Personal information
- Date of birth: 21 January 1961 (age 65)
- Place of birth: Vragolovi, SFR Yugoslavia
- Position: Midfielder

Senior career*
- Years: Team / Apps / (Gls)
- 1982–1983: Jedinstvo Bihać / 10 / (0)
- 1985–1986: RFK Novi Sad / 22 / (6)
- 1988–1989: Vojvodina / 4 / (0)
- 1989–1990: Forward / 38 / (15)
- 1992: Östers IF / 1 / (0)
- 1992: Degerfors IF / 18 / (6)

= Enes Muhić =

Bosnian footballer

Enes Muhić (born 21 January 1961) is a Bosnian retired football midfielder.

==Club career==
He debuted professionally in 1982–83 Yugoslav Second League playing with NK Jedinstvo Bihać. Playing at same level in the 1985–86 season with RFK Novi Sad where he managed to score 6 goals in 22 appearances that called the attention of local powerhouse fK Vojvodina which brought him and made him contribute in the extraordinary Yugoslav First League championship winning squad in 1988–89 season.

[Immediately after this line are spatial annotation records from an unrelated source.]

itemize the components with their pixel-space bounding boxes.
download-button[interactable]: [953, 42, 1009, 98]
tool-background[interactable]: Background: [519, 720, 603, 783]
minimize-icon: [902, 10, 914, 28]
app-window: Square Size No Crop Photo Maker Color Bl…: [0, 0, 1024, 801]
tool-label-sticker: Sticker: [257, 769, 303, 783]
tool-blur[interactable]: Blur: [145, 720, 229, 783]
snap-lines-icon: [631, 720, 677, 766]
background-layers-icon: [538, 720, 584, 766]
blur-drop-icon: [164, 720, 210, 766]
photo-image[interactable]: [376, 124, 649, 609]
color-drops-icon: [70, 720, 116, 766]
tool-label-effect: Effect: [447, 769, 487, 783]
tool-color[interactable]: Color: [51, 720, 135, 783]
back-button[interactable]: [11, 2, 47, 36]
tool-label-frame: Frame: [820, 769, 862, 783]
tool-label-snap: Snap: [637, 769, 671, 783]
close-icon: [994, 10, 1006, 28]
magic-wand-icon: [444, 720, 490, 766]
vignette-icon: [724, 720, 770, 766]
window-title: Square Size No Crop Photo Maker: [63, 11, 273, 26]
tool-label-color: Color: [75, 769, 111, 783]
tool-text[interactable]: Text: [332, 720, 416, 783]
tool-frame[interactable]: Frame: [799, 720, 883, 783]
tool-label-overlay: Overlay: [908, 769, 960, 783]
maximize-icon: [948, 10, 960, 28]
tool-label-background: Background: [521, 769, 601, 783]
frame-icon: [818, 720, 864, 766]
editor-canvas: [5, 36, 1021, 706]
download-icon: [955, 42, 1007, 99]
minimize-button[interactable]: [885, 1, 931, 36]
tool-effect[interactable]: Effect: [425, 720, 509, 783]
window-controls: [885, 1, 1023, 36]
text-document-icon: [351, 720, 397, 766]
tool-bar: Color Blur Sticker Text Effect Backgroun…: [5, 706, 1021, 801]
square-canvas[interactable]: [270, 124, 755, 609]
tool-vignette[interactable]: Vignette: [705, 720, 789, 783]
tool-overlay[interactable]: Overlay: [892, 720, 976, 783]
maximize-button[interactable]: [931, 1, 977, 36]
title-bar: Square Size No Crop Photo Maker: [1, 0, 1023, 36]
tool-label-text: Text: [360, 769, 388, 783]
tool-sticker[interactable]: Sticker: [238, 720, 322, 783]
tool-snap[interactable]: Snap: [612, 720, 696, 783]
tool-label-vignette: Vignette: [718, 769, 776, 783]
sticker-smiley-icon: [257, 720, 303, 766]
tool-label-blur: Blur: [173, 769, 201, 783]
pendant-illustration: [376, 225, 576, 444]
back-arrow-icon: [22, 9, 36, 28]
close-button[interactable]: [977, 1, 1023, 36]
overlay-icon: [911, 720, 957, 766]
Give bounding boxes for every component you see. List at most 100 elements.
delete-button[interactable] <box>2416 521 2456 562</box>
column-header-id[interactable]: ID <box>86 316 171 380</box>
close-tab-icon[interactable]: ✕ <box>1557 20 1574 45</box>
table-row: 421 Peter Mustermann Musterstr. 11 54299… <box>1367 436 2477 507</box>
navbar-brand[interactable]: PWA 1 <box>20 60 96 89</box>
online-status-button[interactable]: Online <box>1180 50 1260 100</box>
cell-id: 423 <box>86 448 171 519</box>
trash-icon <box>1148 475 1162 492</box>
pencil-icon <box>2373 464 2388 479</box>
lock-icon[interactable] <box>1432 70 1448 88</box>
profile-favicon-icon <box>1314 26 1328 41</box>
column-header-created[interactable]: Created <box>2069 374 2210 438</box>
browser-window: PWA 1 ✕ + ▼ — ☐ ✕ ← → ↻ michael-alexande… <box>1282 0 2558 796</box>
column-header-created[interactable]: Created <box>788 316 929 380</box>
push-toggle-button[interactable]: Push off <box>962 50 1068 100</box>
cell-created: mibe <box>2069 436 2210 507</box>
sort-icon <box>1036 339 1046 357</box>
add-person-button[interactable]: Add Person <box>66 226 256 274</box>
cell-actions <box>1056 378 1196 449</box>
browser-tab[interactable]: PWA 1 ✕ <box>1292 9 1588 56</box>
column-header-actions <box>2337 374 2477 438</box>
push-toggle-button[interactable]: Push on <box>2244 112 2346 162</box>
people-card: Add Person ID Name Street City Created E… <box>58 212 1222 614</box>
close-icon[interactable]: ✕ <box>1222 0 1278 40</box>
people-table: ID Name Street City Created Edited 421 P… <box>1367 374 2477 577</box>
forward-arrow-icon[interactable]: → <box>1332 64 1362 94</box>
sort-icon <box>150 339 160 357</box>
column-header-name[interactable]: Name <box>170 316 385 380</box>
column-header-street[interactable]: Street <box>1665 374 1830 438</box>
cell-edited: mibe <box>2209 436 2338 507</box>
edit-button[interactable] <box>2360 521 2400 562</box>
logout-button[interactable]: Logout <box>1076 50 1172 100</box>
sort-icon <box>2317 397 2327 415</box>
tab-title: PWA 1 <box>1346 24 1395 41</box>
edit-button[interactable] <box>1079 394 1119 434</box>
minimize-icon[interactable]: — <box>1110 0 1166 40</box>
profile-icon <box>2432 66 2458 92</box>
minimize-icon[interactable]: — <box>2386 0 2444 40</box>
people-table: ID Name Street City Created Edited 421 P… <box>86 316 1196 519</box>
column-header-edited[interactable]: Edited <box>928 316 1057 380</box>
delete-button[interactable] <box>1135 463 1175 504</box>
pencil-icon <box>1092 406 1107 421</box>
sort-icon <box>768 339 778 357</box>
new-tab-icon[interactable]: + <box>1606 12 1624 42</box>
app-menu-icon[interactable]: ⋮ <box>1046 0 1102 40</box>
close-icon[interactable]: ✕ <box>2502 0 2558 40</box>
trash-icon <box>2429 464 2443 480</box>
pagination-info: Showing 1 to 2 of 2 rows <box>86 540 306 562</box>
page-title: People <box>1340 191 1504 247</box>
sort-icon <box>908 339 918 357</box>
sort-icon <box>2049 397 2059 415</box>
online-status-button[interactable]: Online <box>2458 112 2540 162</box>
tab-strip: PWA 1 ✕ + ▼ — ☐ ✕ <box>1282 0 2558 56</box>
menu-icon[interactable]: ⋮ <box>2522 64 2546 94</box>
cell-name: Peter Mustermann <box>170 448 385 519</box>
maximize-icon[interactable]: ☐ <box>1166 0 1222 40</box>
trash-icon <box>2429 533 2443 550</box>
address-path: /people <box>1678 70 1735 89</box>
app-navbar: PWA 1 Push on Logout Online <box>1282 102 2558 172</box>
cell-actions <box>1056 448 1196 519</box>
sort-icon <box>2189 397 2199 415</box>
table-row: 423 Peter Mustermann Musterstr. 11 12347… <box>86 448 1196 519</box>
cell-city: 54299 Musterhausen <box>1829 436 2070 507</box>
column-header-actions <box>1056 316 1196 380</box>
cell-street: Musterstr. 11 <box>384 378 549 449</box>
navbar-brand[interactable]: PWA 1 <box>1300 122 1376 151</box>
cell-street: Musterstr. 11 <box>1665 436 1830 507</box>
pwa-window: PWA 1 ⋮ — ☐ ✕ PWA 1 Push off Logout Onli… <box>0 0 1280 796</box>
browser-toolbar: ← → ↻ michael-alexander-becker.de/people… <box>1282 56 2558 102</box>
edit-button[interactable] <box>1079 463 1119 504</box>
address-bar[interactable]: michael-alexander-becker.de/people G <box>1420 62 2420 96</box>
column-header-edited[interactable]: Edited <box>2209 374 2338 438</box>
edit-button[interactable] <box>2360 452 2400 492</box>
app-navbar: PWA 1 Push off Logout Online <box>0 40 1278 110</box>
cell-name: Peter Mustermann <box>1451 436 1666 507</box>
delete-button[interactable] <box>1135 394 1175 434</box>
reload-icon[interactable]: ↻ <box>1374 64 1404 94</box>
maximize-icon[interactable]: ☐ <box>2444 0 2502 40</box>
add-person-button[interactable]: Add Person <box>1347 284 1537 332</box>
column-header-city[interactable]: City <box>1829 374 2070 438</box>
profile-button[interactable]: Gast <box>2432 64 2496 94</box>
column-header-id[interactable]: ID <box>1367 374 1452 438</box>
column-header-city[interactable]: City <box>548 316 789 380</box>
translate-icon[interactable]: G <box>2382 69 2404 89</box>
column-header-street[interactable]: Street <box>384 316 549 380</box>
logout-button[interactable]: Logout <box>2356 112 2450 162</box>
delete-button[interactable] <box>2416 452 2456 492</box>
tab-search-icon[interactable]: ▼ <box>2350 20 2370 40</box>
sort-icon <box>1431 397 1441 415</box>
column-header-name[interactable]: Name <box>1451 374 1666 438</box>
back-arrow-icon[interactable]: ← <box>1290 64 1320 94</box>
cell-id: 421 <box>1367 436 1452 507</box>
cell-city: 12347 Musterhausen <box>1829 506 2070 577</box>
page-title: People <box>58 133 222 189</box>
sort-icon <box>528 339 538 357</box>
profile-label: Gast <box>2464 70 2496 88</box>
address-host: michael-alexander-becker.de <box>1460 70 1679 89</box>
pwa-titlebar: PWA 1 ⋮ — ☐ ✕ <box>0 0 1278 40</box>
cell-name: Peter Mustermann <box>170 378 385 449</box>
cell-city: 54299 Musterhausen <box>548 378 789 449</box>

Although he played more as a back-up role, he made 4 league appearances, and the title provided him enough prestige to open way to offers from abroad. Muhić opted for Swedish side BK Forward, where, as the club name suggests, he was given offensive tasks, scoring 15 goals in one season, quite an achievement for a midfielder. In 1992, he signed with more notorious Östers IF, but, after failing to get to starting eleven, he accepted a move to Degerfors IF, which proved to be a great decision as he managed to display his talent by scoring 6 goals out of 18 appearances.